Perché il crocifisso interessa solo i cattolici?

Ascoltando i vari interventi che la tv ha mandato in onda sul «caso Crocifisso», ho notato che gli oppositori si rivolgono usando: «Voi cattolici…». Il Crocifisso non è solo un simbolo cattolico, ma di tutte le Chiese cristiane, allora mi domando: perché nessuno di tali Chiese è intervenuto per difendere questa assurda richiesta? Non sono cittadini che frequentano luoghi pubblici anche loro?

Anna Boniindirizzo email

Credo che la sua lettera si riferisca alla sentenza della Corte europea per i diritti dell’uomo (3 settembre 2009), che aveva ritenuto lesiva della libertà religiosa e della libertà di educazione la presenza del crocifisso nelle aule delle scuole pubbliche. Adesso, dopo il ricorso presentato dal Governo italiano e accolto dalla Corte europea il 2 marzo, la questione passa nelle mani dei 17 giudici della Grande Camera di Strasburgo, che emetteranno la sentenza definitiva entro qualche mese.

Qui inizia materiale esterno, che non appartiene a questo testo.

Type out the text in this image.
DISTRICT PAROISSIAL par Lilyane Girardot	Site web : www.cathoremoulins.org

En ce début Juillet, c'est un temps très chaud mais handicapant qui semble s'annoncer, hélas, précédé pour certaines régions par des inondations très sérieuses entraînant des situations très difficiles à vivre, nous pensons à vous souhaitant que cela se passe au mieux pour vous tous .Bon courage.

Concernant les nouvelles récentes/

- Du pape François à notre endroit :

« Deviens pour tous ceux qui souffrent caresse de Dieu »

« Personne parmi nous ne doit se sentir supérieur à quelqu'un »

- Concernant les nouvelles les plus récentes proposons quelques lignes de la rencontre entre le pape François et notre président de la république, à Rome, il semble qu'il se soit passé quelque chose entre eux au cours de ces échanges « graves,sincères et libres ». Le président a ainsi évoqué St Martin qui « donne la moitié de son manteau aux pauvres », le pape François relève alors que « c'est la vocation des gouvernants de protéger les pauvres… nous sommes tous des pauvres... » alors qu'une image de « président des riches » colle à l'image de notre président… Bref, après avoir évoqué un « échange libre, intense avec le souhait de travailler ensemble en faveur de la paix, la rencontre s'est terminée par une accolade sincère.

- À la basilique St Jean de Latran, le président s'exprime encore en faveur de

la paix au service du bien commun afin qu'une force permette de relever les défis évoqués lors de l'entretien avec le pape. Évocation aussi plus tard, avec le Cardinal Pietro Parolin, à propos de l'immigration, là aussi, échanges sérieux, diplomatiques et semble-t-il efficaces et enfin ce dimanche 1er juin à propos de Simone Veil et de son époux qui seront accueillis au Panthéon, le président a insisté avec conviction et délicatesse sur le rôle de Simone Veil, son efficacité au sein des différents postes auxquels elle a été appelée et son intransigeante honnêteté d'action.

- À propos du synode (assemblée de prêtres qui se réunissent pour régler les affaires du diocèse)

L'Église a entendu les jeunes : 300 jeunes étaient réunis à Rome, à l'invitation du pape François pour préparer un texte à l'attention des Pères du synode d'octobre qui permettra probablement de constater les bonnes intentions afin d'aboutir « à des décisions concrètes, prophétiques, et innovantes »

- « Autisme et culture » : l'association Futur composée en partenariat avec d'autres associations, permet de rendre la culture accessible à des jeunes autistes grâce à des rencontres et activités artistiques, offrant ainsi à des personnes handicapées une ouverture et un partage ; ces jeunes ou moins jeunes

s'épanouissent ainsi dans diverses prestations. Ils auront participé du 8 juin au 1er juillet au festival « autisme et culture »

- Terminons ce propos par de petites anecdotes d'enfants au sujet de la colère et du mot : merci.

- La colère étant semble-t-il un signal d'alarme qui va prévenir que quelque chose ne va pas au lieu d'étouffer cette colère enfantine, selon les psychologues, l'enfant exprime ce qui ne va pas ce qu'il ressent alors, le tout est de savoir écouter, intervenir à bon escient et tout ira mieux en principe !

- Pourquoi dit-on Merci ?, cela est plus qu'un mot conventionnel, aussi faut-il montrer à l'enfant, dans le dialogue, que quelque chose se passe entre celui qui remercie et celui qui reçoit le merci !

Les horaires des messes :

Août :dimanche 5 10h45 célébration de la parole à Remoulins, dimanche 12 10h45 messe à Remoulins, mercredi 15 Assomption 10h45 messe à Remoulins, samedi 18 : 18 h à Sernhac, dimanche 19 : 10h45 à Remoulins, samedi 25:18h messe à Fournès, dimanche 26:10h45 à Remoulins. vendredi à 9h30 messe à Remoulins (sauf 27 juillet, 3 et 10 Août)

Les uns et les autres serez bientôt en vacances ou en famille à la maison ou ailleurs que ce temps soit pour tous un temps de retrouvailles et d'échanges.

Questa prima sentenza – che come abbiamo spiegato sul settimanale è stata emanata da un organo giurisdizionale che ha sede a Strasburgo ma che non fa parte dell’Unione Europea (che ha una sua Corte di giustizia) – aveva sollevato forti perplessità in tutto il continente, soprattutto nei paesi a tradizione ortodossa. Anche se riguarda solo l’Italia, avrebbe infatti ripercussioni anche per gli altri 46 Stati membri che nel tempo hanno aderito alla «Convenzione europea per la salvaguardia dei diritti dell’uomo e delle libertà fondamentali». «Non sono solo le minoranze ad avere diritti; i diritti sono anche delle maggioranze», ha protestato – ad esempio – l’arcivescovo di Atene, Ieronymos II, primate della Chiesa ortodossa autocefala di Grecia. Totale solidarietà ai cattolici è arrivata anche dal Patriarcato Ortodosso di Mosca per bocca dell’arcivescovo Ilarion.

Di tutt’altro segno le reazioni delle Chiese evangeliche e riformate, soprattutto quelle italiane. Se per il decano della Chiesa Luterana, Holger Milkau, la scuola non è «luogo per esprimere prepotenze», per la moderatrice della Tavola Valdese, Maria Bonafede, «il crocefisso nei luoghi pubblici» rimanda «all’Italia di un tempo antico e dello stato confessionale» e per Anna Maffei, presidente dell’Unione Cristiana Evangelica Battista d’Italia, «Cristo si affidò ad una parola nuda da annunciare, non a simboli nazionali da preservare». Sono dichiarazioni un po’ sorprendenti per noi cattolici. Bisogna però capire che queste comunità, oltre ad essere molto sensibili sul tema della laicità delle istituzioni, hanno anche alle spalle secoli di storia come piccole «minoranze» tollerate in un paese totalmente cattolico.